To that end, Kyte’s organization recently launched Cooling for All, and will convene its first panel on the sidelines of the UN General Assembly and Climate Week NYC next month. They’ll seek to align better cooling solutions with efficient energy technologies and the overarching sustainability development goals (SDGs). That’s because in the global-warming future, cooling won’t be a convenience, or a luxury, or the mark of middle-class lives in China, Europe or the U.S. It will literally mean the difference between life and death in a hot world.
Turning the heat up on climate action
Many scientists agree that the worst impacts of climate change may still be avoided, and there’s plenty of room for optimism and hope if the world acts now. They also understand that it’s too late to avoid them all. A study published in Nature Climate Change last week estimated just a 5 percent chance that global temperature increases by the end of the century will remain below the 2°C target set at COP21 in Paris. The study based its findings on a model that assumes some actions to mitigate emissions are in place and working, and the authors note that the data is not drawn from a “business as usual” scenario.
“Even if the 2°C target isn’t met, action is very important,” said Adrian Raftery, a lead researcher from University of Washington, in an interview with The Guardian. “The more the temperature increases, the worse the impacts will be. We would warn against any tendency to use our results to say that we won’t avoid 2°C, and so it’s too late to do anything. On the contrary, avoiding the higher temperature increases that our model envisages is even more important, and also requires urgent action.”

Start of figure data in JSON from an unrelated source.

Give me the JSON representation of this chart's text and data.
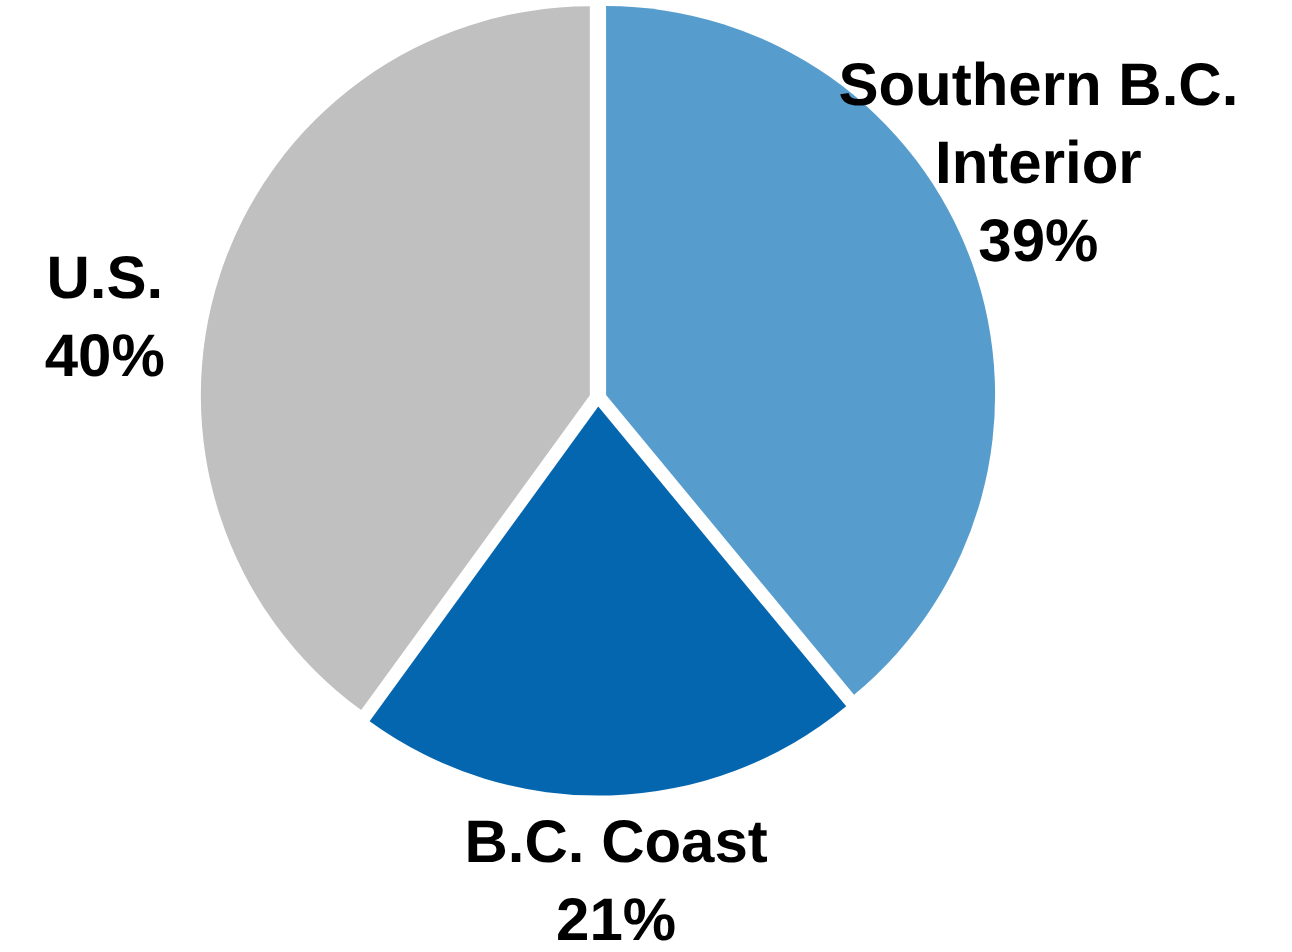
{
  "chart_data": {
    "type": "pie",
    "categories": [
      "Southern B.C. Interior",
      "B.C. Coast",
      "U.S."
    ],
    "values": [
      39,
      21,
      40
    ],
    "colors": [
      "#569dce",
      "#0566b0",
      "#c0c0c0"
    ],
    "value_labels": [
      "39%",
      "21%",
      "40%"
    ]
  }
}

That’s a welcome message amid the impending doom of what seems a deluge of reports warning of an African climate exodus, or the intensity of more frequent and severe African heat waves, or that even the dogs won’t hunt. Raftery affirms an overall optimism about opportunity that can be focused on delivering clean energy to empower Africans and build the sustainable communities needed for a climate-resilient future. It’s hard but imperative work, and committing to Kigali is an important key to a cooler world.